Urusan sanitasi ini juga menjadi titik lemah penghuni Kota Tua pada masa silam. Faktor ini juga yang menjadi salah satu pendorong dibukanya kota baru yang kini ada di sekitar kawasan Monumen Nasional.
Sejarah memang perlu dimaknai agar tetap asyik dinikmati oleh semua kalangan di masa kini. Apabila kemasan sejarah ini menarik, bukan tidak mungkin orang tertarik datang ke museum, kawasan Kota Tua, atau bangunan bersejarah lainnya. Proses pembelajaran pun bisa terjadi dengan lebih dalam lagi.
Sayangnya, sejarah kini lebih banyak berkutat soal tahun kejadian dan narasi yang terbatas. Pemaknaan tentang kejadian itu masih minim sehingga kita kini sulit belajar dari sebuah peristiwa. Berkunjung ke Kota Tua, museum, atau bangunan bersejarah pun jarang meninggalkan kesan atau pembelajaran.
Ditambah minimnya dukungan konservasi bangunan cagar budaya, tak heran atap ambruk di SMPN 32 Pekojan dan kebakaran Museum Bahari bisa terjadi.
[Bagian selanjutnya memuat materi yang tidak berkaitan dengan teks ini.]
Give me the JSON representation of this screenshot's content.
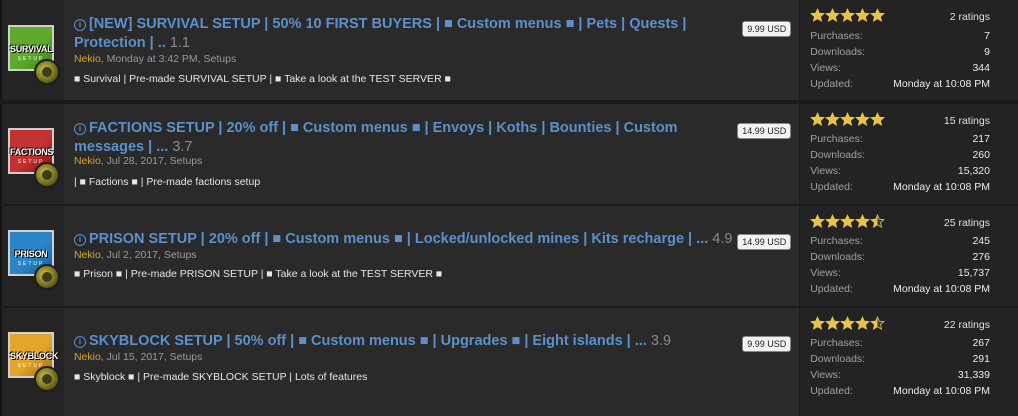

Bangunan mangkrak yang dihancurkan atau direnovasi tanpa mengindahkan aspek sejarah dan konservasi pun terjadi.
Yang mendesak kita lakukan adalah menjadikan Kota Tua ini sebagai warisan bagi anak cucu kita. Warisan tentang sebuah kota lawas yang membentuk Indonesia—utamanya Jakarta—hingga kini. Penolakan UNESCO untuk menjadikan Kota Tua sebagai Warisan Dunia menjadi catatan masa lalu yang bisa dimaknai dengan perbaikan mendasar akan pembelajaran sejarah saat ini dan kelak.